The world health report

Executive summary

Looking forward to health

The 21st century offers a bright vision of better health for all. It holds the prospect not merely of longer life, but superior quality of life, with less disability and disease. As the new millennium approaches, the global population has never had a healthier outlook.

Weighing the evidence of the past and the present, The World Health Report 1998 shows that humanity has many good reasons for hope in the future. Such an optimistic view must be tempered by recognition of some harsh realities. Nevertheless, unprecedented advances in health during the 20th century have laid the foundations for further dramatic progress in the years ahead.

This report provides the latest expert assessment of the global health situation, and uses that as a basis for projecting health trends to the year 2025. Examining the entire human life span, and sifting data gathered in the past 50 years, it studies the well-being of infants and children, adolescents and adults, older people and the "older old", and identifies priority areas for action in each age group. Women's health is given special emphasis. The future of human health in the 21st century depends a great deal on a commitment to investing in the health of women in the world today. Their health largely determines the health of their children, who are the adults of tomorrow.

The report's most disturbing finding is that, despite increasing life expectancy, two-fifths of all deaths in the world this year can be considered premature, in that more than 20 million people a year are dying before the age of 50, while average life expectancy has risen to 68 years. Ten million of these deaths are among children under 5 years; 7.4 million others are among adults aged 20-49.

Even so, the most important pattern of progress now emerging is an unmistakable trend towards healthier, longer life. Supported by solid scientific evidence of declines in disability among older people in some populations, this has considerable implications for individuals and for societies.

The explanation for this trend lies in the social and economic advances that the world has witnessed during the late 20th century - advances that have brought better living standards to many, but not all, people.

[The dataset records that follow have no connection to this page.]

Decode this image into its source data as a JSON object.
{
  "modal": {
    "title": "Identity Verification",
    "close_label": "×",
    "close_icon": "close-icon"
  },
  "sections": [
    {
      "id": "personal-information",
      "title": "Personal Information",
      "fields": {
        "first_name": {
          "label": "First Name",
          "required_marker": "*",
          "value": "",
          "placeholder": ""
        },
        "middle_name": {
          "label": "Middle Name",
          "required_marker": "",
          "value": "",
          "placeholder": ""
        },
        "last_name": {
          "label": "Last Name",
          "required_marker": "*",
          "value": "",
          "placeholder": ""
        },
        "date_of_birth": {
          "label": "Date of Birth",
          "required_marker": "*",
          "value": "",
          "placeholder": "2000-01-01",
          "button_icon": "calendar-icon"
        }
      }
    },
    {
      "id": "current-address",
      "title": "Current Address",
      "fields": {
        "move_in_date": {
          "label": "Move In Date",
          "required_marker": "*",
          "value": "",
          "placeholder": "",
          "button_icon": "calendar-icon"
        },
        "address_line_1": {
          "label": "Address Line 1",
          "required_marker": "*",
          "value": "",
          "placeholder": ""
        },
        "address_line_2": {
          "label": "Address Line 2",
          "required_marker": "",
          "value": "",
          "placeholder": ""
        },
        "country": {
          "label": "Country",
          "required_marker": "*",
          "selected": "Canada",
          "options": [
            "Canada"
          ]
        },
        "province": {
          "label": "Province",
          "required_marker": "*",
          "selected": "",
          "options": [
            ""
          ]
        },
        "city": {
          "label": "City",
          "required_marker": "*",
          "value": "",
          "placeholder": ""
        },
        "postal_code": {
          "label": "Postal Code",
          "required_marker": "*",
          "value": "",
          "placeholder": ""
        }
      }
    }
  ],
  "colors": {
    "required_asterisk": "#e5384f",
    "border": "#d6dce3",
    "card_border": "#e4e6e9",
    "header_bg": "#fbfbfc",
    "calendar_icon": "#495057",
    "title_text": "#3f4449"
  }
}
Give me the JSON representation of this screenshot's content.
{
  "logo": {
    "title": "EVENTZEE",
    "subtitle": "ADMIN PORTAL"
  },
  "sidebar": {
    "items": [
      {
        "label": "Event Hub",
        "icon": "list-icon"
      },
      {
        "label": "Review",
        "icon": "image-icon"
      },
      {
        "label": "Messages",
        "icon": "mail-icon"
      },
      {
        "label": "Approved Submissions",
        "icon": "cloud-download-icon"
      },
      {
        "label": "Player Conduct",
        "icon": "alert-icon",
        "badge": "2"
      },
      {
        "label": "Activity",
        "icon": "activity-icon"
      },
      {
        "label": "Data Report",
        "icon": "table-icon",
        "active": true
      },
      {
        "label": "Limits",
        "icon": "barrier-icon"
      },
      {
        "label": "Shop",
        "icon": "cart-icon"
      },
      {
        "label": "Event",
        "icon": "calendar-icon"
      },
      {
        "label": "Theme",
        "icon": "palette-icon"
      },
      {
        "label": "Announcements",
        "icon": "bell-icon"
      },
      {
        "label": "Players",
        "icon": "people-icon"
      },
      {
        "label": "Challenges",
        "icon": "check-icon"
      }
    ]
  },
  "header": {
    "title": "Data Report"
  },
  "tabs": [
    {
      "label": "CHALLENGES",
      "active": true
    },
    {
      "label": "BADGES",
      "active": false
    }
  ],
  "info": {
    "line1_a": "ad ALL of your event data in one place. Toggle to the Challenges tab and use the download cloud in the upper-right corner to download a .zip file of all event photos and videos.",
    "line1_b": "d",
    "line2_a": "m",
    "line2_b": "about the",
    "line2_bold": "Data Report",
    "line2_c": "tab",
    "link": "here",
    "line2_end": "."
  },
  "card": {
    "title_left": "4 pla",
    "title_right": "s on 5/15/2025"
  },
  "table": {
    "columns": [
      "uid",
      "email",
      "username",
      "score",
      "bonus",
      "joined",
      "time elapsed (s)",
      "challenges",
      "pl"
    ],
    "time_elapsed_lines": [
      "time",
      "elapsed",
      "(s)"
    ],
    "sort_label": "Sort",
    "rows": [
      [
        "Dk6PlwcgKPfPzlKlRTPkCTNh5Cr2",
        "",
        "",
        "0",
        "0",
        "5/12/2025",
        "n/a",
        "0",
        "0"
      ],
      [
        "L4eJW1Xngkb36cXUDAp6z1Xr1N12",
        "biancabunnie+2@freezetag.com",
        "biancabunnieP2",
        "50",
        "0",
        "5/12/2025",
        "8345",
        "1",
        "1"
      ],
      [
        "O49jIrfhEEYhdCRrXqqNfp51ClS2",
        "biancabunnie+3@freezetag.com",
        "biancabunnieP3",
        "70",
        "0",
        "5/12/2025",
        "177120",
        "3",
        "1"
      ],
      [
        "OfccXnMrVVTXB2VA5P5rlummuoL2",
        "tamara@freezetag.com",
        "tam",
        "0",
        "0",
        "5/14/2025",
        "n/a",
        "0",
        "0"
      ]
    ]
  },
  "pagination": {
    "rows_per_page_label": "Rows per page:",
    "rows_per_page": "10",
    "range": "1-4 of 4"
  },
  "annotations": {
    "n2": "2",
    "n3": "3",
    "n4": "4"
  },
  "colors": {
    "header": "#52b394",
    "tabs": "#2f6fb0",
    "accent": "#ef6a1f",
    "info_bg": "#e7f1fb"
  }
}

The world saw a golden age of unparalleled prosperity between 1950 and 1973, followed by an economic slump that lasted 20 years. A global economic recovery has been under way since 1994. The long-term benefits are now becoming apparent. While they are most evident in the industrialized world, they are slowly but surely materializing in many poorer countries, too.

For example, food supply has more than doubled in the past 40 years, much faster than population growth. Per capita GDP in real terms has risen by at least 2.5 times in the past 50 years. Adult literacy rates have increased by more than 50% since 1970. The proportion of children at school has risen while the proportion of people chronically undernourished has fallen.

These trends are changing the world. Without question, the world of 2025 will be significantly different from today's, and almost unrecognizable from that of 1950. The stunning technological advances of recent years, particularly in global telecommunications, have made the planet seem smaller than ever before. By the year 2025, it is likely to seem smaller still - and, with continuing population growth, it will certainly be much more crowded. In many ways, the face of humanity is being rapidly reshaped.

Two main trends - increasing life expectancy and falling fertility rates - mean that by 2025:

  • Worldwide life expectancy, currently 68 years, will reach 73 years - a 50% improvement on the 1955 average of only 48 years.
  • The global population, about 5.8 billion now, will increase to about 8 billion. Every day in 1997, about 365 000 babies were born, and about 140 000 people died, giving a natural increase of about 220 000 people a day.
  • There will never have been so many older people and so relatively few young ones.
  • The number of people aged over 65 will have risen from 390 million in 1997 to 800 million - from 6.6% of the total population to 10%.
  • The proportion of young people under 20 years will have fallen from 40% in 1997 to 32% of the total population, despite reaching 2.6 billion - an actual increase of 252 million.

These demographic trends, which have profound implications for human health in all age groups, follow on the many positive changes that have occurred in the past 50 years. More people than ever before now have access to at least minimum health care, safe water supplies and sanitation facilities. Most of the world's children are now immunized against the six major diseases of childhood - measles, poliomyelitis, tuberculosis, diphtheria, pertussis and neonatal tetanus.

During the same period there have been steady and sometimes spectacular advances in the control and prevention of other diseases, the development of vaccines and medicines, and countless other medical and scientific innovations. The past decades have seen the final defeat of smallpox, one of the oldest diseases of humanity, and the gradual reduction in several others, including leprosy and poliomyelitis.